Pick three of your favorite books on one of your favorite subjects. At least one of the books should have more than one author. For each book, include the title, authors, and two or three other attributes that you find interesting.
Take the information that you’ve selected about these three books, and separately create three files which store the book’s information in HTML (using an html table), XML, and JSON formats (e.g. “books.html”, “books.xml”, and “books.json”). To help you better understand the different file structures, I’d prefer that you create each of these files “by hand” unless you’re already very comfortable with the file formats.
Write R code, using your packages of choice, to load the information from each of the three sources into separate R data frames. Are the three data frames identical?

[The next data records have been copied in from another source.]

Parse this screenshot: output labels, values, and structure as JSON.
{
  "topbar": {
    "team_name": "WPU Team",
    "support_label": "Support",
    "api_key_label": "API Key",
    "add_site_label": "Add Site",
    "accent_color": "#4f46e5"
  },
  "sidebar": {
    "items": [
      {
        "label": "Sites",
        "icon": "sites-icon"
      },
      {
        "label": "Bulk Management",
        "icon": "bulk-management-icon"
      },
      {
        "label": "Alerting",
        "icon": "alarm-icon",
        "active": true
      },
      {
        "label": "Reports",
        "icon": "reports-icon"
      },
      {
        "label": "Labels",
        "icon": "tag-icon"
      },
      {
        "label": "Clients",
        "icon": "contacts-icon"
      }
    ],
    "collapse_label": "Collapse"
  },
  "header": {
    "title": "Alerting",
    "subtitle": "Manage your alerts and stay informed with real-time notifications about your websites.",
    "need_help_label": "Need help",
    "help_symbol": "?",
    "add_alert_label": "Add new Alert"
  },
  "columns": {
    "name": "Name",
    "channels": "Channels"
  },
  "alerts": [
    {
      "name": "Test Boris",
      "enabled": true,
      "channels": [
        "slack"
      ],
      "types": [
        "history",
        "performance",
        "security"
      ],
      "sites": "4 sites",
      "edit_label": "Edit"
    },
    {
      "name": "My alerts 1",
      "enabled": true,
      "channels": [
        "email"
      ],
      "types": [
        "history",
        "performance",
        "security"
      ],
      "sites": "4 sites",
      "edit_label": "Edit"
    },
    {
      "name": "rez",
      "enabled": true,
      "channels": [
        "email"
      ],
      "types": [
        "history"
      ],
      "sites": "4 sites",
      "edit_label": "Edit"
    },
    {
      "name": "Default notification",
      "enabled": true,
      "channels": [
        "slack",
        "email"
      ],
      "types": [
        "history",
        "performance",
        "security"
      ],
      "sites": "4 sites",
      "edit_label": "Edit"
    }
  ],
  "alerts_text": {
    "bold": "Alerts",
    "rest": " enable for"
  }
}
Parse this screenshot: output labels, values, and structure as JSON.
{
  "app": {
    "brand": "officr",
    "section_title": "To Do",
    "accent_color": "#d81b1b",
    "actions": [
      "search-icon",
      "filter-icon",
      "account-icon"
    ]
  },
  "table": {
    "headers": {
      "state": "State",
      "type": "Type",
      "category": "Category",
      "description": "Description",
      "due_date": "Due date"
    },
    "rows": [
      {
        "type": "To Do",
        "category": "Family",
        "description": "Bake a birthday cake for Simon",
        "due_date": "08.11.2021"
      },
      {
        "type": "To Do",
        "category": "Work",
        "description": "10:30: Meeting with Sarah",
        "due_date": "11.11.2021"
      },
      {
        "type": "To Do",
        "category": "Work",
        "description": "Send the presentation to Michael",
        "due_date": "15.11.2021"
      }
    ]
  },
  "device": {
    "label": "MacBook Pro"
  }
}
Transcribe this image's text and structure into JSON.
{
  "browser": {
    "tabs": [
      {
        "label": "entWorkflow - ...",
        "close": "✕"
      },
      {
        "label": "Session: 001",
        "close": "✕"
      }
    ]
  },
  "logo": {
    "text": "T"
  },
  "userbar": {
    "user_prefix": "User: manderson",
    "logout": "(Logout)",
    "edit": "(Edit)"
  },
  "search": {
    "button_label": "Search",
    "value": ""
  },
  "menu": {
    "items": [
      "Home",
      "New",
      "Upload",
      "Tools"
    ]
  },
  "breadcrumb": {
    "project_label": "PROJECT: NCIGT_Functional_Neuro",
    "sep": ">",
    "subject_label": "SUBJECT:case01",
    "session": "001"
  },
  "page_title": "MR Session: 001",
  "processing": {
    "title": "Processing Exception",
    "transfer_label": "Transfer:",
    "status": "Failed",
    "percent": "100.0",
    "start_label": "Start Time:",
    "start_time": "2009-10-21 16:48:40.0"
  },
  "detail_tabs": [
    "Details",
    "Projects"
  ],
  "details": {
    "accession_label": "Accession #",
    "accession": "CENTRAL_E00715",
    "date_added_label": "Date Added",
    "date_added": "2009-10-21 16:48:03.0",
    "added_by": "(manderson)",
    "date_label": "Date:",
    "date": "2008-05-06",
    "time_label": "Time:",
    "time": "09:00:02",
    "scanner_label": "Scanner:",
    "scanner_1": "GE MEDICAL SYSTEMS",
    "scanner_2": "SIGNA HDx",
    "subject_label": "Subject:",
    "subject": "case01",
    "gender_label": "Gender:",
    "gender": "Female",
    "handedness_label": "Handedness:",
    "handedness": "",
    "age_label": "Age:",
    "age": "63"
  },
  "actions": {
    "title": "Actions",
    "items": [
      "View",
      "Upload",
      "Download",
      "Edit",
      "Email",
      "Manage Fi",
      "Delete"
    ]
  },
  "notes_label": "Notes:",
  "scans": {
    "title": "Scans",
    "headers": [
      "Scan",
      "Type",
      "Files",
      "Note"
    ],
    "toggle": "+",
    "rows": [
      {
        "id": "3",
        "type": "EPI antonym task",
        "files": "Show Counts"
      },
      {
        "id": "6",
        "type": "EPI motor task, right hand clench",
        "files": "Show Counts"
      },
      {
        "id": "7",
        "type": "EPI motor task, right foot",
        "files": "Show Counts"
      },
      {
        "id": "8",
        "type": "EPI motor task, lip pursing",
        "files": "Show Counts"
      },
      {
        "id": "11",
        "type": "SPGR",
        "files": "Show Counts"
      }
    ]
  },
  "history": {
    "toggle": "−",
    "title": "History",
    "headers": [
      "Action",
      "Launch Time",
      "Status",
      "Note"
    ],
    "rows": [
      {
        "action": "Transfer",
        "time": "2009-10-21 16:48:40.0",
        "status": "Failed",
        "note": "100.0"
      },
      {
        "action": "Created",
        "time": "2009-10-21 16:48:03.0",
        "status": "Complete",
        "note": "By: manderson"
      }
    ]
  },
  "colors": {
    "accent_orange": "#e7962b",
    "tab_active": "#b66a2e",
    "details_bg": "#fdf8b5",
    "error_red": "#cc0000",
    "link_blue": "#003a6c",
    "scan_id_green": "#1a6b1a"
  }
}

Your deliverable is the three source files and the R code. If you can, package your assignment solution up into an .Rmd file and publish to rpubs.com. [This will also require finding a way to make your three text files accessible from the web].
#load package
library(XML)
library(DT)
library(RJSONIO)
library(tidyverse)
We built the HTML file and uploaded to github. The code can be accessed from github and the rsulting html is shown below:
‘code’ <!DOCTYPE html>| Book | Author | Subject | ISBN 13 | Price $ |
|---|---|---|---|---|
| R for Data Science |
Hadley Wickham,
Garrett Grolemund
|
Basic R | 978-1491910399 | 38.20 |
| Art of R Programming | Norman Matloff | R Programming | 978-1593273842 | 20.16 |
| Machine Learning with R | Brett Lantz | R Machine Learning | 978-1784393908 | 44.93 |
‘code’
We then downloaded the file from github and parsed it, then we used readHTMLTable to read it into a table.
#read path
path<-"https://raw.githubusercontent.com/zahirf/Data607/master/books.html"
#download
download.file(path, destfile = "C:/Users/zahir/Documents/Data 607/Week 07/books.html")
#parse
parsed<-htmlParse(file = "C:/Users/zahir/Documents/Data 607/Week 07/books.html")
#read into table
html_table<-readHTMLTable(parsed, which=1, stringsAsFactors = FALSE)
#view
datatable(html_table)
The XML code to build the file can be accessed at githuband is shown below:
‘code’
<Author1>Hadley Wickham,</Author1>
<Author2>Garrett Grolemund</Author2>
<Subject>Basic R</Subject>
<ISBN>978-1491910399</ISBN>
<Price>38.20</Price>
</book>
<book id="2">
<Title>Art of R Programming</Title>
<Author1>Norman Matloff</Author1>
<Subject>R Programming</Subject>
<ISBN>978-1593273842</ISBN>
<Price>20.16</Price>
</book>
<book id="3">
<Title>Machine Learning with R</Title>
<Author1>Brett Lantz</Author1>
<Subject>R Machine Learning</Subject>
<ISBN>978-1784393908</ISBN>
<Price>44.93</Price>
</book>
‘code’
We did the same steps as with the HTML file but used xmlToDataFrame to read into table this time
#path
path<-"https://raw.githubusercontent.com/zahirf/Data607/master/books.xml"
#download
download.file(path, destfile = "C:/Users/zahir/Documents/Data 607/Week 07/books.xml")
#parse
xml_parsed<-xmlParse(file = "C:/Users/zahir/Documents/Data 607/Week 07/books.xml")
#read into table
xml_table<-xmlToDataFrame(xml_parsed, stringsAsFactors = FALSE)
#view
datatable(xml_table)
JSON code to build file
‘code’
{“booksonR” :[ { “Title” : “R for Data Science”, “Author1” : “Hadley Wickham,”, “Author2” : “Garrett Grolemund”, “Subject” : “Basic R”, “ISBN” : “978-1491910399”, “Price” : “38.20” }, { “Title” : “Art of R Programming”, “Author1” : “Norman Matloff”, “Author2” : "“,”Subject" : “R Programming”, “ISBN” : “978-1593273842”, “Price” : “20.16” }, { “Title” : “Machine Learning with R”, “Author1” : “Brett Lantz”, “Author2” : "“,
”Subject" : “R Machine Learning”, “ISBN” : “978-1784393908”, “Price” : “44.93” }, ] }
‘code’
We used fromJSON to parse the file and do.call to bind into a dataframe.
#path
path<-"https://raw.githubusercontent.com/zahirf/Data607/master/books.json"
#download
download.file(path, destfile = "C:/Users/zahir/Documents/Data 607/Week 07/books.json")
#parse
json_parsed<-fromJSON(content = "C:/Users/zahir/Documents/Data 607/Week 07/books.json")
#read into table
json<-sapply(json_parsed[[1]], unlist)
library(plyr)
## -------------------------------------------------------------------------
## You have loaded plyr after dplyr - this is likely to cause problems.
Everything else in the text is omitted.